À ce titre, toute biographie ou toute création inspirée de faits réels (même privés) concernant des personnes décédées relèvent de la liberté de création sous réserve de l’atteinte à l’honneur. Cette règle s’applique à toutes les formes de création artistique (romans, œuvres audiovisuelles, œuvres théâtrales, etc.).
Le droit à la vie privée ne sera pas non plus opposable dans un certain nombre d’exceptions. Il s’agit notamment de faits publics (il ne sera dès lors pas interdit d’aborder la vie publique d’un politicien, d’un sportif ou d’une star), ainsi que, notamment, les faits d’actualités (il ne pourra être reproché de s’être inspiré de faits réels concernant la vie de personnes ayant participé à une manifestation, à un événement national, ou tout fait relevant d’une portée historique.
II – Le contrôle de proportionnalité entre le droit à la vie privée et la liberté artistique
Sous l’influence de la Cour de Justice de l’Union Européenne ainsi que de la Cour Européenne des Droits de l’Homme, le droit français a intégré des contrôles de proportionnalité. Il s’agit de mettre en balance deux libertés fondamentales (dans le cas qui nous intéresse la liberté d’expression d’une part et le droit à la vie privée d’autre part), et lorsque le conflit est inévitable, les Juges tentent de minimiser le plus possible la circonscription du droit qui se trouve limité.
C’est dans le cadre de cette approche que la Cour de Cassation a retenu, le 9 juillet 2003, dans une affaire le Figaro, que « le respect de la vie privée s’imposait avec davantage de force à l’auteur d’une œuvre romanesque car un journaliste remplissant sa mission d’information ». Il en résulte que la Cour de Cassation considère que la liberté d’expression du journaliste a une valeur plus importante que le droit à la vie privée mais supérieure à la liberté d’expression qui lui serait subalterne. Le caractère romanesque d’un écrit ne saurait donc permettre à l’auteur d’utiliser des éléments ressortant de la vie privée de personnes vivantes.
Une éventuelle condamnation sur le fondement de la violation du droit à la vie privée implique une confusion entre le réel et la fiction. Tant que le pacte fictionnel est respecté, le droit à la vie privée ne pourra être invoqué. Les Juges font preuve d’une forme de tolérance. Ainsi, dans l’affaire Camille LAURENS, le Tribunal a retenu que « le seul motif que les prénoms réels de la famille aient été conservés par la défenderesse ne suffit pas à ôter le caractère fictif que confère à toute œuvre d’art sa dimension esthétique, nécessairement emprunté au vécu de l’auteur, mais également passé au prisme déformant de la mémoire et, en matière littéraire, de l’écriture » (TGI PARIS, ordonnance de référé, 4 avril 2003).
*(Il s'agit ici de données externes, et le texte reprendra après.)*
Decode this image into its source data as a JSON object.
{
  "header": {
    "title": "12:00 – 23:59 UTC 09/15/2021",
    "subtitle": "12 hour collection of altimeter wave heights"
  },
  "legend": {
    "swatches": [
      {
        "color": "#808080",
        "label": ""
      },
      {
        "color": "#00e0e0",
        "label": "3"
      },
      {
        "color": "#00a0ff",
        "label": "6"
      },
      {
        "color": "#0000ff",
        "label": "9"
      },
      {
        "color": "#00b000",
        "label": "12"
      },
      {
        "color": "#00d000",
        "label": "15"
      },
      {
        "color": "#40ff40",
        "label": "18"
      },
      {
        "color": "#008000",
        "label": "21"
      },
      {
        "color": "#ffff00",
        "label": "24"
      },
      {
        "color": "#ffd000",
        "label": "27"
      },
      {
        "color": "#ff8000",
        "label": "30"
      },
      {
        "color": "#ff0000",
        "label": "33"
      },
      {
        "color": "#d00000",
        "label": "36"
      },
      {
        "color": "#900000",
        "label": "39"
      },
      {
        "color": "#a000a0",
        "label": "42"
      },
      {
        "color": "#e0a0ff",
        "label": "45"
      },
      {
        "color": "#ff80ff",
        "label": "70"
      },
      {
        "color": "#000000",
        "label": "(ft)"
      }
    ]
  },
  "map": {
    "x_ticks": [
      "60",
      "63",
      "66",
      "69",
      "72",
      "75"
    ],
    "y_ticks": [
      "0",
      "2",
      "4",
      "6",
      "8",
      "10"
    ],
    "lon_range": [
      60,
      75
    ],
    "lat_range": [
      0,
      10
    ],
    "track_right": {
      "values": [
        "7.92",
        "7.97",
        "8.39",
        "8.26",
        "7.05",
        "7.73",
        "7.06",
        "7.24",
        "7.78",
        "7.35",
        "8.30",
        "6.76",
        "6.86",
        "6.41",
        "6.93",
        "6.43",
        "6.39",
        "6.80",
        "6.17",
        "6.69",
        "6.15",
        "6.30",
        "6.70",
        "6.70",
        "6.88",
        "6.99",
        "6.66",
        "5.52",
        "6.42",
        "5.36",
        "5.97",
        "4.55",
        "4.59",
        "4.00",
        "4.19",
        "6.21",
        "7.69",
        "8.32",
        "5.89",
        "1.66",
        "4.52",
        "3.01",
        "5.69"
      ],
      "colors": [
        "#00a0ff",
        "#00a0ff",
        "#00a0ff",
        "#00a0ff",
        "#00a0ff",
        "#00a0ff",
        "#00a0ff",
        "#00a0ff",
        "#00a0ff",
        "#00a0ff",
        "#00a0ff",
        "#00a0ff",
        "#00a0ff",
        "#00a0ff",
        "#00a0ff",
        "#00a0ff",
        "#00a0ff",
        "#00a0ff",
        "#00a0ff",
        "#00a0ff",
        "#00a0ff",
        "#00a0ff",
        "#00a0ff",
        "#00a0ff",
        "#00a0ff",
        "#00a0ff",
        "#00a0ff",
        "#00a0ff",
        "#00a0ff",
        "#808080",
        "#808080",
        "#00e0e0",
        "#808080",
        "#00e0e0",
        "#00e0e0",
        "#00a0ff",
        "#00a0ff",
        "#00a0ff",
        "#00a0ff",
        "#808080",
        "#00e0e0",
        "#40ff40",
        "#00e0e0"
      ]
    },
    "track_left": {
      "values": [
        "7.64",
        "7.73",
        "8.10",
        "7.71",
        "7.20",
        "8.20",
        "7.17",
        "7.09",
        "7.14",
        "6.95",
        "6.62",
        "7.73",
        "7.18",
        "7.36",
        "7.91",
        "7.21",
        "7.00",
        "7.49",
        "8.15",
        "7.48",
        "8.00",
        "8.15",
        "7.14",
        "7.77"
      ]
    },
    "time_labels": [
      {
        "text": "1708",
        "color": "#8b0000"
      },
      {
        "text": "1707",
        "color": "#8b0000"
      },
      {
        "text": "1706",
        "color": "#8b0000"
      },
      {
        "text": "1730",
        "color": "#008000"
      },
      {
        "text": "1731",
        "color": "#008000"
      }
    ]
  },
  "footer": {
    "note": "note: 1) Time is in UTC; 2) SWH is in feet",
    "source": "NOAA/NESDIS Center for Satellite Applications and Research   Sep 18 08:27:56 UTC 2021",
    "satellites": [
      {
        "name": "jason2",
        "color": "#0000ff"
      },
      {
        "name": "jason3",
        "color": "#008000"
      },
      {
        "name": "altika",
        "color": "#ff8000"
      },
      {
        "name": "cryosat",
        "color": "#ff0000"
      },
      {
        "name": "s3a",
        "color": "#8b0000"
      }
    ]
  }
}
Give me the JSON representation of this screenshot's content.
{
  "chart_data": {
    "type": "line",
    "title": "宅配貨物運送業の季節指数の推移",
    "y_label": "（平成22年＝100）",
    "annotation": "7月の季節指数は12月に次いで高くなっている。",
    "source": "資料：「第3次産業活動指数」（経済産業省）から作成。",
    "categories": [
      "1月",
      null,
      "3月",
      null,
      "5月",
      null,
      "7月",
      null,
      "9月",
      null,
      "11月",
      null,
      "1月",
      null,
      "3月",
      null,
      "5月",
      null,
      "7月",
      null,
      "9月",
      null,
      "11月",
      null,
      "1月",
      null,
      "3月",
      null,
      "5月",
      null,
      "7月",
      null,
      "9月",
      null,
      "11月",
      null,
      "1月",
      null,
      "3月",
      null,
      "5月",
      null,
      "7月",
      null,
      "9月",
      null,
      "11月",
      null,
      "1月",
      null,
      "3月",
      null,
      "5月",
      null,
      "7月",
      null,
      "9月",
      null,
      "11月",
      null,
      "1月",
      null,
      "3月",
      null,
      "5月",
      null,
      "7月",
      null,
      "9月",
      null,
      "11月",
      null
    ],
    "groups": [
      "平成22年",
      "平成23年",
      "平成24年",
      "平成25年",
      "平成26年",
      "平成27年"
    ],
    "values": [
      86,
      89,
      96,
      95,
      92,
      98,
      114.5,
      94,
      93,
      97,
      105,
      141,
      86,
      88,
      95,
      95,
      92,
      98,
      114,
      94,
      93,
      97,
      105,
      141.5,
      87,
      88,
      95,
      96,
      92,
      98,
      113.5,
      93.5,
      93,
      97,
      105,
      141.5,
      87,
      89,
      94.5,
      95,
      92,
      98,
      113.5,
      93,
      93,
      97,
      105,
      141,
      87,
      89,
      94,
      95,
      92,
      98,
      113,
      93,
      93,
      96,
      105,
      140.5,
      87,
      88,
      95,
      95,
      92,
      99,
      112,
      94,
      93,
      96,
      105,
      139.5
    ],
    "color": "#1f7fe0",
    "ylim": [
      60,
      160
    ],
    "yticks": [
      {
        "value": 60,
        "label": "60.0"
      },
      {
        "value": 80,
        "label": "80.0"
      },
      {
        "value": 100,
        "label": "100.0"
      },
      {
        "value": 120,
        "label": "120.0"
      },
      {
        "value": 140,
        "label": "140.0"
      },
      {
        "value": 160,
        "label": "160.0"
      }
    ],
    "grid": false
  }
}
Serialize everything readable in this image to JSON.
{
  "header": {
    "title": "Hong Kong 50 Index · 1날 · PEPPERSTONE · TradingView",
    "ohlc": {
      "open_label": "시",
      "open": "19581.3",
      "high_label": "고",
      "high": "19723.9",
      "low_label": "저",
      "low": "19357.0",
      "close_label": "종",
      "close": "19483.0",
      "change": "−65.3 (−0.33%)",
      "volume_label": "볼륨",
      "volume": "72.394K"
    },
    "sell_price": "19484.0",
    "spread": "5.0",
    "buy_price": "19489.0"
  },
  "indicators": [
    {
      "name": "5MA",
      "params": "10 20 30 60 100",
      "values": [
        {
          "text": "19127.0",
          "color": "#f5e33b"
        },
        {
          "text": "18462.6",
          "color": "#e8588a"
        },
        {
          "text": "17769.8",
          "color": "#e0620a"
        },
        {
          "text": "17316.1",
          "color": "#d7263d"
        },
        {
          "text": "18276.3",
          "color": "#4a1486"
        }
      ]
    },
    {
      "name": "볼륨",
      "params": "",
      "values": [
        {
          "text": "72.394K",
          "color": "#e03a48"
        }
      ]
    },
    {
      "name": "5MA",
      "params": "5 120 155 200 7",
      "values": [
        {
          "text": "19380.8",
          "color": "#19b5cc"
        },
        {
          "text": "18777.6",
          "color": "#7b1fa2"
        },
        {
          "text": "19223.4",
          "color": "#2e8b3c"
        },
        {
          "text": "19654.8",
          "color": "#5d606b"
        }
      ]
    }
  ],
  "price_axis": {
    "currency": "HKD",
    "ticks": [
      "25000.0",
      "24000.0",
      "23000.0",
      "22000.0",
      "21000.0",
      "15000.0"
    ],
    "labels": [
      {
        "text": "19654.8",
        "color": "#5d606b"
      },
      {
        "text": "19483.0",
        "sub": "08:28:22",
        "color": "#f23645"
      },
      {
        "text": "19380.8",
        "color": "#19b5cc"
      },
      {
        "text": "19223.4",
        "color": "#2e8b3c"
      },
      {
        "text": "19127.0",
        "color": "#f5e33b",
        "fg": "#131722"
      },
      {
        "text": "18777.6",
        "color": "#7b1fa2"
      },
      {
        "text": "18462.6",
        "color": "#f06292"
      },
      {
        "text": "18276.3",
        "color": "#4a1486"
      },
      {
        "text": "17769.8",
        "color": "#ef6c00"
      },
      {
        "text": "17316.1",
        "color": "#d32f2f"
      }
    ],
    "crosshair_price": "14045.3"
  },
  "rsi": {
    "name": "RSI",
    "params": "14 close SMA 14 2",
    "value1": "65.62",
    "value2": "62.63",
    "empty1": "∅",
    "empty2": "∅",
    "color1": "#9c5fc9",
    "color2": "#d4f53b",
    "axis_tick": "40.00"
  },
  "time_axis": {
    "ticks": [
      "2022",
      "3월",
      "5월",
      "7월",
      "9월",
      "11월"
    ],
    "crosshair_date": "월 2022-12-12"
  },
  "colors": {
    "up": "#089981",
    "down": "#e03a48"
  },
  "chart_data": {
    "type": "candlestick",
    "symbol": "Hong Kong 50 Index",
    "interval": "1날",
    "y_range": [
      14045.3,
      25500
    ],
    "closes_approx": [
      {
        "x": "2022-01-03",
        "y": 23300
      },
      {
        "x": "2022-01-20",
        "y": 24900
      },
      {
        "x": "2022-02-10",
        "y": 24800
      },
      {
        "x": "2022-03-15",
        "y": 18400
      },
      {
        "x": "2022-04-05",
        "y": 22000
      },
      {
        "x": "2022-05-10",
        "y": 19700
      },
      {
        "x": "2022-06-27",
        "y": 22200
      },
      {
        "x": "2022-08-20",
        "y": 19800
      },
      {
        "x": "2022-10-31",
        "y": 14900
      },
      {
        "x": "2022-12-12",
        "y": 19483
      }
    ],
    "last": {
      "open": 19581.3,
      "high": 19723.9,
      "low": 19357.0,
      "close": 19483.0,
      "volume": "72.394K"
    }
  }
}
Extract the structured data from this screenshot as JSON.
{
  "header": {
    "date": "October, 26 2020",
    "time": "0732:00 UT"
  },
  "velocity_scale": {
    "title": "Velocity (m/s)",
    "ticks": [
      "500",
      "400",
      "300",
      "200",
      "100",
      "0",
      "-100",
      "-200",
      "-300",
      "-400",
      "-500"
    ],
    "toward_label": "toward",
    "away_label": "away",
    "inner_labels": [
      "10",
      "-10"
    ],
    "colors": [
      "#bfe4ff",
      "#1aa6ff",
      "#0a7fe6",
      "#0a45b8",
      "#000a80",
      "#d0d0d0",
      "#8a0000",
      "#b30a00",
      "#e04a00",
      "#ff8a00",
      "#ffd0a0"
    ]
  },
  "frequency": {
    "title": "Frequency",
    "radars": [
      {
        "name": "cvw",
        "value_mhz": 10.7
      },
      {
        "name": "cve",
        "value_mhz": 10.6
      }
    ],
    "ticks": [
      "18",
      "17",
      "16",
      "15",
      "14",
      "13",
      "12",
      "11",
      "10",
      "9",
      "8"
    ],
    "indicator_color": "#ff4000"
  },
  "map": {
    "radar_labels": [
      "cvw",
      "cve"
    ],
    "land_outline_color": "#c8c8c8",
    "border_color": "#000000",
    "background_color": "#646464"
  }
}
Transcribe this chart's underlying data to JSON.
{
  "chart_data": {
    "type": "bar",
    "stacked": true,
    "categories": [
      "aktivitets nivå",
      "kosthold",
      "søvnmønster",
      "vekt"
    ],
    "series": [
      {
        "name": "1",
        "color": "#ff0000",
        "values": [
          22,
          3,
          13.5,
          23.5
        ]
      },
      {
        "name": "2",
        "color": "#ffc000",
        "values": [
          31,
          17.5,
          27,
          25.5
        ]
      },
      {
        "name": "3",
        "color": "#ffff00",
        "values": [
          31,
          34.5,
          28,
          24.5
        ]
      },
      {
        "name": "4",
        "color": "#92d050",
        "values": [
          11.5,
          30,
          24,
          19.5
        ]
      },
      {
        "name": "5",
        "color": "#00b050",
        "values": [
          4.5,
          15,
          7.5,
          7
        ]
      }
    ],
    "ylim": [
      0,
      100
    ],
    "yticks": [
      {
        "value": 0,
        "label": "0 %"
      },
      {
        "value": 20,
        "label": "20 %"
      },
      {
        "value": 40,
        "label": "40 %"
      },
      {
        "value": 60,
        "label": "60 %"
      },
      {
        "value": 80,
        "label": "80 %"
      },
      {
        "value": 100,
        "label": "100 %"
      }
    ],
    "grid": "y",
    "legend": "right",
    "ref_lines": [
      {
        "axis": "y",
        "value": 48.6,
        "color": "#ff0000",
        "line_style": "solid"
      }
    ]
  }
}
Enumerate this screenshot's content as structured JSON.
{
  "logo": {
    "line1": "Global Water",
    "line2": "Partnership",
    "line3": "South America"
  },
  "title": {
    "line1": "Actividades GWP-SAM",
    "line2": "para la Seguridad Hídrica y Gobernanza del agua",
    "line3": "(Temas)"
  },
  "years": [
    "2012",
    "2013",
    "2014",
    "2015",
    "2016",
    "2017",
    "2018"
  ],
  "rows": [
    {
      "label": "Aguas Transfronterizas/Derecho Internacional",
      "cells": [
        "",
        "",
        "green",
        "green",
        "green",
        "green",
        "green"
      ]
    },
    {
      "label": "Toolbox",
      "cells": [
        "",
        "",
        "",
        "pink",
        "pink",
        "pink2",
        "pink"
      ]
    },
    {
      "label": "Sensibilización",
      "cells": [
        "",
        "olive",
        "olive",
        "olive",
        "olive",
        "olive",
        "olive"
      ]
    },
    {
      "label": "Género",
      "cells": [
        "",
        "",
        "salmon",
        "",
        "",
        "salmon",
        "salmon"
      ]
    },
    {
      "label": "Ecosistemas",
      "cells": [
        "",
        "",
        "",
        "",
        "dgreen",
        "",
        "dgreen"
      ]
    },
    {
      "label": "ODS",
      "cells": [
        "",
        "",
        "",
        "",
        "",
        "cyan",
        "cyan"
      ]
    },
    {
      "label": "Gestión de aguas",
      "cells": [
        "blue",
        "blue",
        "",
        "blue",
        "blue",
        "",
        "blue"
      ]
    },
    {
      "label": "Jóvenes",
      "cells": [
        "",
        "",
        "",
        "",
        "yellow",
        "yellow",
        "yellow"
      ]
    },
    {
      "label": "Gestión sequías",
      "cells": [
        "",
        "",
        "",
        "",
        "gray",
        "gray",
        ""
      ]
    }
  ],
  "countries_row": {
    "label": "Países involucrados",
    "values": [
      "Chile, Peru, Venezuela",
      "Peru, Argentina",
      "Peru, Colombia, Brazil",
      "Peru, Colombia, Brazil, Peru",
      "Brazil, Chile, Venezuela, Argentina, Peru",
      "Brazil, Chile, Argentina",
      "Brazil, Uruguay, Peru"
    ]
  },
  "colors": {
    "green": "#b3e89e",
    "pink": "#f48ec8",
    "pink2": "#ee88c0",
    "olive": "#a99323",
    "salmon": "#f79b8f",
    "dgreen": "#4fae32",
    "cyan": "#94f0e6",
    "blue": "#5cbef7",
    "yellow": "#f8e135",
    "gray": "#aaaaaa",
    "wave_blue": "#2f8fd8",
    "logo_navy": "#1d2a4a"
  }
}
En outre, dans l’affaire relative au film « Rois et reines », le Tribunal a retenu que « rien n’interdit à l’auteur d’une œuvre de fiction d’enrichir l’intrigue de celle-ci d’événements marquants ou de circonstances particulières tirées de la réalité et de s’inspirer, pour donner vie à ses personnages, de traits de caractère ou de détails physiques de personnes existantes ou ayant existé. La démonstration de tels emprunts ne peut être faite que si ces événements ou traits de personnalité sortent assez de l’ordinaire pour qu’on ne puisse pas raisonnablement estimer que c’est par pure coïncidence que le fruit de l’imagination de l’auteur et la réalité se rejoignent. Dès lors que ces emprunts touchent à la sphère privée d’une personne déterminée (…) il n’y a d’atteinte que si cette personne peut être identifiable avec certitude par le spectateur de l’œuvre de fiction. » (TGI PARIS, 17ème chambre, presse civil, 3 avril 2006, RG n°04/01407).
Si la condition de confusion est établie et que l’auteur a révélé des faits relevant de la vie privée, il s’agit d’une problématique classique d’atteinte à la vie privée. Si en revanche, l’auteur invente des faits en lien avec une personne vivante, il s’agira d’une atteinte au respect de la vie privée (Cour de Cassation, 1ère chambre civile, 7 février 2006, RG n°04-10941).